Your twenties offer you with a new boost of personality and a new opportunity for you to develop into who you want to be.
I gave this idea some thought the other day and quickly spiraled into a level of reflection that I haven’t reached in quite some time.
It turns out that I am in a period of transition. If you were to ask me what I want to do with my career, I wouldn’t have an answer. The same is true for when I want to have kids, or where I want to live, or even bigger things, like whether I have a soul that will continue on after I die or whether, ultimately, I should be inherently selfless, or look out more for myself than for my neighbor.
To be completely honest, what prompted this soul searching was my recognition of how I have been dealing with relationships and leading conversations in my life. My stepmother has told me before that “it is far easier to be negative than to be positive in life” and my goodness, I’ll be damned if that isn’t true. So, to determine a cause for the shift in my life outlook, I began to deeply consider the things that surround me. Why, in this critical period of personality development, would I be turning into an irritable, hard-to-deal-with person?
The truth is, I feel like I encounter intolerance everywhere I go. On the commute home, it’s as if every man is for himself. People cut each other off and honk their horns and follow too closely. At the grocery store the other day, I literally had an old man snap at me for accidentally picking up the deli meat he had ordered at the counter… Only to have an old woman yell at me in the parking lot after she nearly backed into me.
So, what’s the point?
The point is that I have realized that in trying to juggle the demands of adulthood, I am slowly, but surely, becoming jaded, just like the man at the deli counter or the woman in the parking lot. And as a woman in my mid twenties, it is extremely difficult to think back to the vivid hopes and dreams that I had as a child – of the person that I was going to be and the life that I was going to live [I literally thought that I was going to change the world] – and recognize that I am living the same life as my neighbors, am equally as (if not more) frustrated than them with the inconveniences of daily life and have adopted that into my psyche without acknowledging it…
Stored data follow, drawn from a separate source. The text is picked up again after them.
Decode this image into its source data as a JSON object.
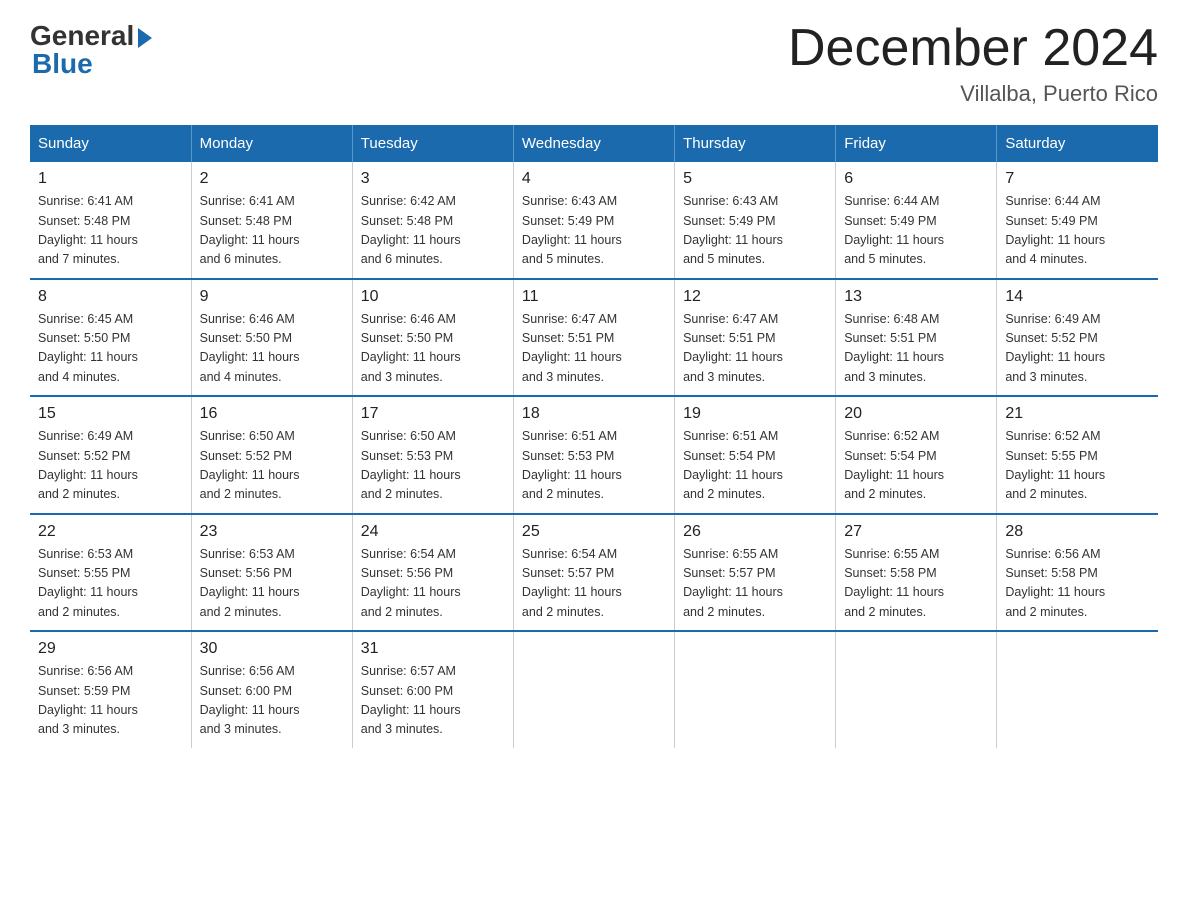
{
  "logo": {
    "general": "General",
    "blue": "Blue"
  },
  "title": "December 2024",
  "subtitle": "Villalba, Puerto Rico",
  "headers": [
    "Sunday",
    "Monday",
    "Tuesday",
    "Wednesday",
    "Thursday",
    "Friday",
    "Saturday"
  ],
  "weeks": [
    [
      {
        "day": "1",
        "sunrise": "6:41 AM",
        "sunset": "5:48 PM",
        "daylight": "11 hours and 7 minutes."
      },
      {
        "day": "2",
        "sunrise": "6:41 AM",
        "sunset": "5:48 PM",
        "daylight": "11 hours and 6 minutes."
      },
      {
        "day": "3",
        "sunrise": "6:42 AM",
        "sunset": "5:48 PM",
        "daylight": "11 hours and 6 minutes."
      },
      {
        "day": "4",
        "sunrise": "6:43 AM",
        "sunset": "5:49 PM",
        "daylight": "11 hours and 5 minutes."
      },
      {
        "day": "5",
        "sunrise": "6:43 AM",
        "sunset": "5:49 PM",
        "daylight": "11 hours and 5 minutes."
      },
      {
        "day": "6",
        "sunrise": "6:44 AM",
        "sunset": "5:49 PM",
        "daylight": "11 hours and 5 minutes."
      },
      {
        "day": "7",
        "sunrise": "6:44 AM",
        "sunset": "5:49 PM",
        "daylight": "11 hours and 4 minutes."
      }
    ],
    [
      {
        "day": "8",
        "sunrise": "6:45 AM",
        "sunset": "5:50 PM",
        "daylight": "11 hours and 4 minutes."
      },
      {
        "day": "9",
        "sunrise": "6:46 AM",
        "sunset": "5:50 PM",
        "daylight": "11 hours and 4 minutes."
      },
      {
        "day": "10",
        "sunrise": "6:46 AM",
        "sunset": "5:50 PM",
        "daylight": "11 hours and 3 minutes."
      },
      {
        "day": "11",
        "sunrise": "6:47 AM",
        "sunset": "5:51 PM",
        "daylight": "11 hours and 3 minutes."
      },
      {
        "day": "12",
        "sunrise": "6:47 AM",
        "sunset": "5:51 PM",
        "daylight": "11 hours and 3 minutes."
      },
      {
        "day": "13",
        "sunrise": "6:48 AM",
        "sunset": "5:51 PM",
        "daylight": "11 hours and 3 minutes."
      },
      {
        "day": "14",
        "sunrise": "6:49 AM",
        "sunset": "5:52 PM",
        "daylight": "11 hours and 3 minutes."
      }
    ],
    [
      {
        "day": "15",
        "sunrise": "6:49 AM",
        "sunset": "5:52 PM",
        "daylight": "11 hours and 2 minutes."
      },
      {
        "day": "16",
        "sunrise": "6:50 AM",
        "sunset": "5:52 PM",
        "daylight": "11 hours and 2 minutes."
      },
      {
        "day": "17",
        "sunrise": "6:50 AM",
        "sunset": "5:53 PM",
        "daylight": "11 hours and 2 minutes."
      },
      {
        "day": "18",
        "sunrise": "6:51 AM",
        "sunset": "5:53 PM",
        "daylight": "11 hours and 2 minutes."
      },
      {
        "day": "19",
        "sunrise": "6:51 AM",
        "sunset": "5:54 PM",
        "daylight": "11 hours and 2 minutes."
      },
      {
        "day": "20",
        "sunrise": "6:52 AM",
        "sunset": "5:54 PM",
        "daylight": "11 hours and 2 minutes."
      },
      {
        "day": "21",
        "sunrise": "6:52 AM",
        "sunset": "5:55 PM",
        "daylight": "11 hours and 2 minutes."
      }
    ],
    [
      {
        "day": "22",
        "sunrise": "6:53 AM",
        "sunset": "5:55 PM",
        "daylight": "11 hours and 2 minutes."
      },
      {
        "day": "23",
        "sunrise": "6:53 AM",
        "sunset": "5:56 PM",
        "daylight": "11 hours and 2 minutes."
      },
      {
        "day": "24",
        "sunrise": "6:54 AM",
        "sunset": "5:56 PM",
        "daylight": "11 hours and 2 minutes."
      },
      {
        "day": "25",
        "sunrise": "6:54 AM",
        "sunset": "5:57 PM",
        "daylight": "11 hours and 2 minutes."
      },
      {
        "day": "26",
        "sunrise": "6:55 AM",
        "sunset": "5:57 PM",
        "daylight": "11 hours and 2 minutes."
      },
      {
        "day": "27",
        "sunrise": "6:55 AM",
        "sunset": "5:58 PM",
        "daylight": "11 hours and 2 minutes."
      },
      {
        "day": "28",
        "sunrise": "6:56 AM",
        "sunset": "5:58 PM",
        "daylight": "11 hours and 2 minutes."
      }
    ],
    [
      {
        "day": "29",
        "sunrise": "6:56 AM",
        "sunset": "5:59 PM",
        "daylight": "11 hours and 3 minutes."
      },
      {
        "day": "30",
        "sunrise": "6:56 AM",
        "sunset": "6:00 PM",
        "daylight": "11 hours and 3 minutes."
      },
      {
        "day": "31",
        "sunrise": "6:57 AM",
        "sunset": "6:00 PM",
        "daylight": "11 hours and 3 minutes."
      },
      null,
      null,
      null,
      null
    ]
  ],
  "labels": {
    "sunrise_prefix": "Sunrise: ",
    "sunset_prefix": "Sunset: ",
    "daylight_prefix": "Daylight: "
  }
}
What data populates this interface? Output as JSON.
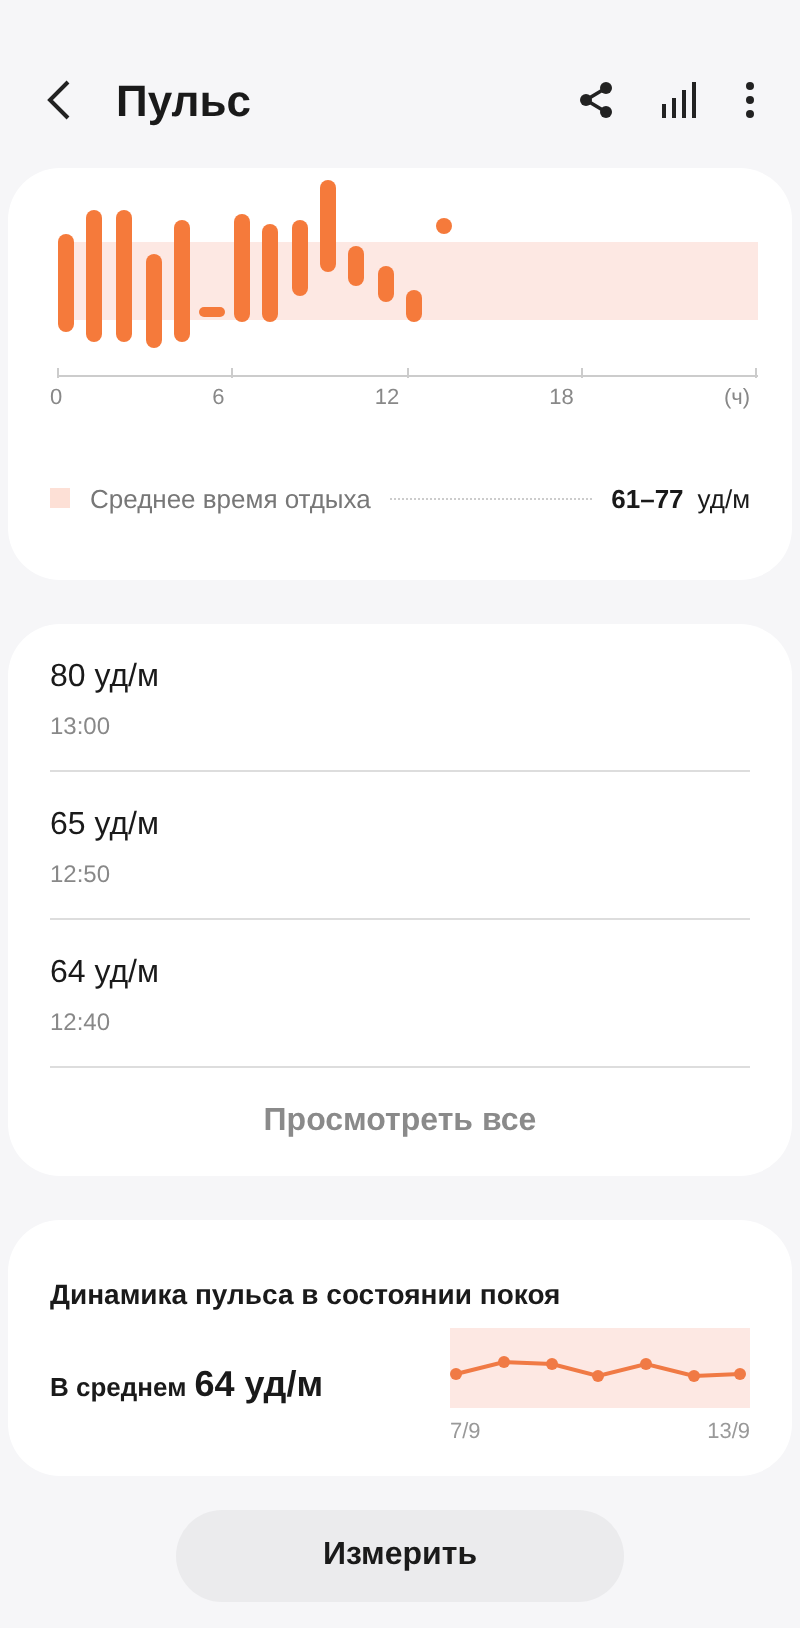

Is it inevitable that in adapting to our world as adults, we lose touch of the fire and drive that we felt as children? Does being a good person to those that you love constitute as changing the world? Why do we feel such intolerance for our neighbors, who are trying to “get by” day to day, just like us? Is there a set path that we are meant to follow psychologically and physiologically when we get to this age? If so, am I on it?
Am I ultimately developing into the person that I want to be?